When Wisconsin governor Scott Walker introduced his plan to scale back the collective bargaining power of public unions last year, liberals around the state ran to their thesauruses. They accused Walker of “attacking,” “assaulting,” and “assailing” the public and called him a “dictator” and a “despot,” trying to cast him as a sort of governmental Nosferatu sucking public services away from those who needed them. United Wisconsin, the group responsible for organizing an attempt to recall Walker from office, accused the governor of “balancing the budget on the backs of the people.” The numbers, however, tell exactly the opposite story: the governor is allocating more money to those who need the most help.

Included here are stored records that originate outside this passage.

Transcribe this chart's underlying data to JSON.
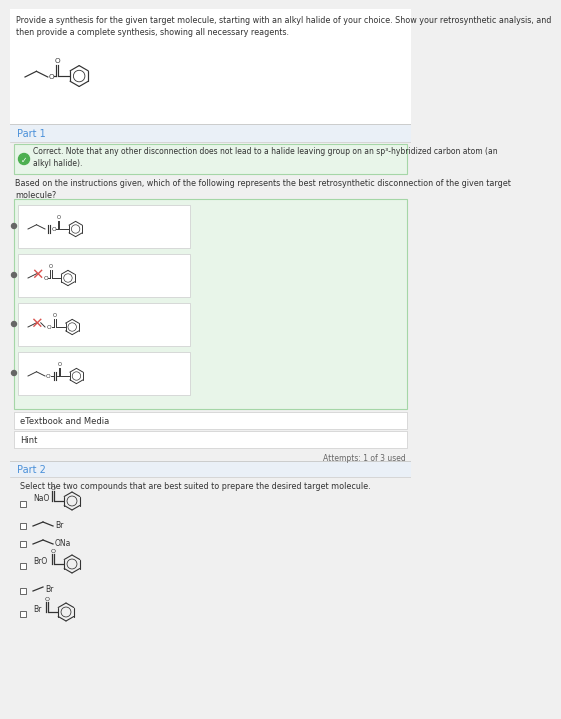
{
  "bg_color": "#f0f0f0",
  "white": "#ffffff",
  "green_bg": "#e8f5e9",
  "green_border": "#b2dfdb",
  "green_check_color": "#4caf50",
  "blue_text": "#4a90d9",
  "dark_text": "#333333",
  "gray_text": "#666666",
  "light_gray": "#cccccc",
  "mid_gray": "#e8e8e8",
  "red_x": "#d9534f",
  "title_text": "Provide a synthesis for the given target molecule, starting with an alkyl halide of your choice. Show your retrosynthetic analysis, and\nthen provide a complete synthesis, showing all necessary reagents.",
  "part1_label": "Part 1",
  "correct_text": "Correct. Note that any other disconnection does not lead to a halide leaving group on an sp³-hybridized carbon atom (an\nalkyl halide).",
  "question_text": "Based on the instructions given, which of the following represents the best retrosynthetic disconnection of the given target\nmolecule?",
  "etextbook": "eTextbook and Media",
  "hint": "Hint",
  "attempts": "Attempts: 1 of 3 used",
  "part2_label": "Part 2",
  "part2_text": "Select the two compounds that are best suited to prepare the desired target molecule."
}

Walker’s budget called for state and local government employees to begin paying into their own pension accounts; most had paid nothing until then. Walker also raised the amount that government employees would pay toward their health insurance to 12.6 percent of their premiums—almost half of what the private sector pays. Walker anticipated that these changes would save the state about $1.2 billion. Consequently, in the very same budget, he increased state funding for Medicaid by $1.2 billion to ensure, he said, that “the neediest, the poorest of the poor, seniors, needy families and children are the ones taken care of.” Had Walker not reformed government employees’ pension and health benefits, he could never have increased funding for the poor and the sick by that sum.

To get an idea of how constructive Walker’s reforms have been, consider the counterexample of Illinois, which has taken a decidedly different approach to managing employee-benefit and Medicaid costs. In early 2011, Governor Pat Quinn raised state taxes by $7 billion. Yet payments for Illinois’ lavish government-employee pensions sucked up two-thirds of the revenue increase, according to City Journal senior editor Steven Malanga. The consequence is that the state now has a $9 billion deficit, despite the big tax hike. Consequently, Quinn has proposed a plan to reduce Medicaid eligibility and coverage and drop the rates that it pays to physicians. The state currently has an unpaid backlog of $1.9 billion owed to Medicaid service providers.

The Illinois model, then, is clearly not one to emulate. Could Walker have found another solution? Sure: he could have found the Medicaid money simply by firing state workers. Unions scoff when Walker’s budget is described as a jobs plan, but requiring state and local workers to pay a little more for their benefits prevented the layoffs of tens of thousands of employees. The state workers sitting at their desks today won’t credit Walker for saving their jobs, but you can bet that they would blame him if they were sitting at home working on their résumés.

It bears repeating: in a budget that nearly closed a $3.6 billion deficit and didn’t raise taxes, Walker’s government-employee reforms allowed him to spend $1.2 billion more to help Wisconsin’s poor and ill. The unions believe that it would be more charitable to leave that money resting comfortably in their pension accounts. A poor child needing a new wheelchair would probably disagree.